ホンダが軽乗用車の電気自動車(EV)「N-ONE e:」を2025年秋に発売する。日産自動車「サクラ」の独占状態だった軽EVの世界に、ついに現れた最大のライバルかつ注目株だ。どんなクルマなのか、事前取材でじっくり調べてきた。
EVとしての機能を確認
N-ONE e:のグレードは「e:G」と「e:L」の2種類。「e:L」の方が上級グレードとなる。今のところ価格は非公表だ。バッテリーの容量やフル充電での走行可能距離も現時点で不明。ただ、ホンダの説明によればバッテリーは「他社と比べて大きい」そうで、航続距離は270km以上を達成しているとのことだ。
EVならではの機能としては「シングルペダルコントロール」を備えている。いわゆる「ワンペダル走行」だ。ボタンを押して同機能を起動すると、アクセルペダルのみで加減速から停止までを実行できる状態になる。この機能、ほかのEVで体験したことがあるが、アクセルペダルとブレーキペダルの踏みかえ回数が劇的に減るので、運転するのがかなり楽だ。高速道路というよりも街中や住宅街、ショッピングモールの駐車場など、ストップ&ゴーが頻繁な場所を走る機会が多くなる軽EVには、あるとかなり嬉しい機能といえる。

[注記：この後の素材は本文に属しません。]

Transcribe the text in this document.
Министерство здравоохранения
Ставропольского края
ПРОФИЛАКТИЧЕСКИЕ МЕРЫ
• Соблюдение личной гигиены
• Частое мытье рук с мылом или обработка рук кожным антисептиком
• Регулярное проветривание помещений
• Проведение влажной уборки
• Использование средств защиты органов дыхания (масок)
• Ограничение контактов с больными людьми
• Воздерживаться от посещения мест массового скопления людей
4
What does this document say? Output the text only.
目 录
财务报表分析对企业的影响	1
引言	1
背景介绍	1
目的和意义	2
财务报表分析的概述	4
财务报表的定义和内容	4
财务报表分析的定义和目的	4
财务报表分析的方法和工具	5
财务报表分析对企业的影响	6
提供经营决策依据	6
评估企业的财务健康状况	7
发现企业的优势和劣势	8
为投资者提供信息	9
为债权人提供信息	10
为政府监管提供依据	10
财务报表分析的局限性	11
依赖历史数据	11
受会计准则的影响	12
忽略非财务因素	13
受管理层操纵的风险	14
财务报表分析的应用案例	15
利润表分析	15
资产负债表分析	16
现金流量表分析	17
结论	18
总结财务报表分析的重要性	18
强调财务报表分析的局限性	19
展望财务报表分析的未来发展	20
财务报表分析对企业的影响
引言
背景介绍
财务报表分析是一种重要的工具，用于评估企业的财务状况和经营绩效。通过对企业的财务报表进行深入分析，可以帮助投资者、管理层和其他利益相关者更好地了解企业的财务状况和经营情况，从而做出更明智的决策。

アクセルペダルを戻した時の「回生ブレーキ」の強さをパドルやスイッチなどで調整することはできない。ただ、シングルペダルコントロールをオンにしておけば、アクセルの戻し加減で減速の強さを調整することができる。じわじわ戻せばマイルドに減速するし、一気に戻せば強めに減速する、といった具合だ。
もうひとつ、「走る蓄電池」として使えるところもEVならではだ。N-ONE e:の普通充電ポートにAC外部給電器「Honda Power Supply Connector」(別売り、3万円弱)を差し込めば、クルマからAC100Vの電気が取り出せる。最大1,500Wまでの電気が使えるので、災害などいざというときにはクルマを大容量の蓄電池として活用できる。
日産「サクラ」とガチンコ勝負!
ホンダは軽商用EVの「N-VAN e:」を発売済みだが、軽乗用EVのN-ONE e:が登場することで、日産自動車「サクラ」との軽EV対決が本格化しそうだ。ここにそのうち、中国のBYDも入ってくる。
サクラの発売は2022年5月。この3年の間に、軽EVが欲しい人はすでに買ってしまったのではないかという気もする。ホンダは軽EV市場をどう見ているのだろうか。
ホンダによると、日本のEV市場は過去5年で3倍に成長しているものの、足元の状況は「踊り場」を迎えているとのこと。ただし、軽EVにはまだまだ可能性があるという。
N-ONE e:のメインターゲットは40~50代の既婚女性(娘さんとの親子使いも想定)、サブターゲットは独身の20代、クルマの使い方としては日々の買い物や通勤などがメイン……いつもそうだが、新車を発表する際のホンダのペルソナ設定は細かい。このターゲット設定も、なんとなくサクラと被っている感じがするので、ガチンコ対決がますます楽しみになってくる。個人的には、通学にクルマを使わざるを得ない地域の大学生にも、軽乗用EVがピッタリなのではないかと思っている。